The local people fled at every tentative approach of an explorer. The explorers did not try at all to press the issue. Brazil and his people had plenty to do as it was. Diplomacy, for the time being, could wait.

No objection was offered to the presence of the explorers; the hypothetical Field-builders failed to materialize. After several days Grodsky brought down his flagship to a mere fifty thousand kilometers or so above the Stem, and the distance lag in communication between the flagship and its people on the surface practically disappeared.

The odd Ringwall structure around on the other side of the planet, antipodal to the Stem, remained a mystery. New photos of the Ringwall taken from just above the Field at that point showed essentially no more than the first pictures of it had shown. The Ringwall was an irregular polygon of mountainous cliffs, several kilometers across, above which the lower atmosphere seemed always to be hazy enough to blur detail. If it was indeed to be classified as architecture, there was no other building on Golden anywhere near its size. Neither were there sizable cities anywhere on the planet, or large ocean-going ships, or cities big enough to make space-farers’ beacons in the night.
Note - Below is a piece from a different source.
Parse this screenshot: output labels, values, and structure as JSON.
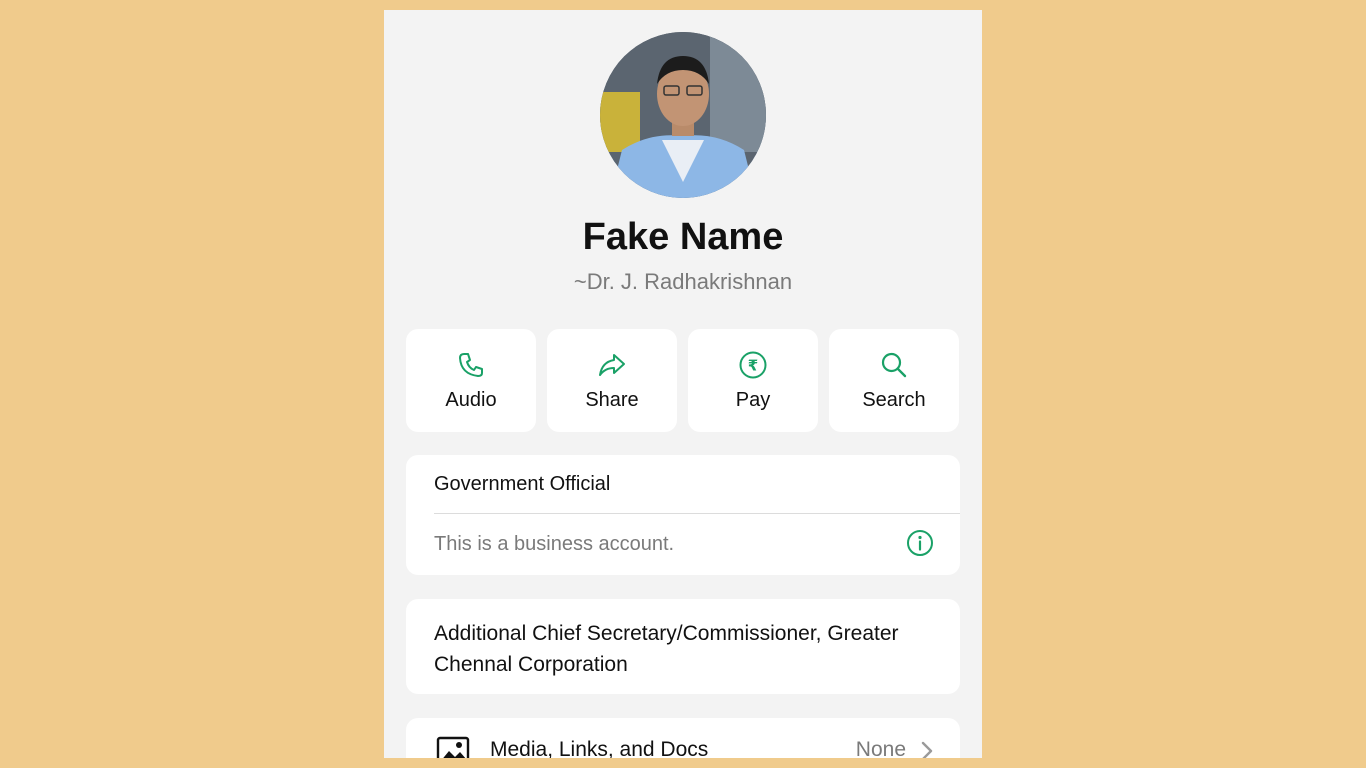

There came at last a lull in the explorers’ efforts to gather still more data, a pause while human brains and computers tried to digest the mass of detailed information they had so far accumulated. Brazil and almost his entire planeteering crew went up to attend a meeting on Alpha One, leaving just Adam Mann and Kwame Chun Lui, with a single scoutship, on the surface of the planet.

“You’re the boss until I get back this afternoon,” Colonel Brazil told Adam on departure. The Colonel glowered. “May the mighty spirits protect our cause on Golden.”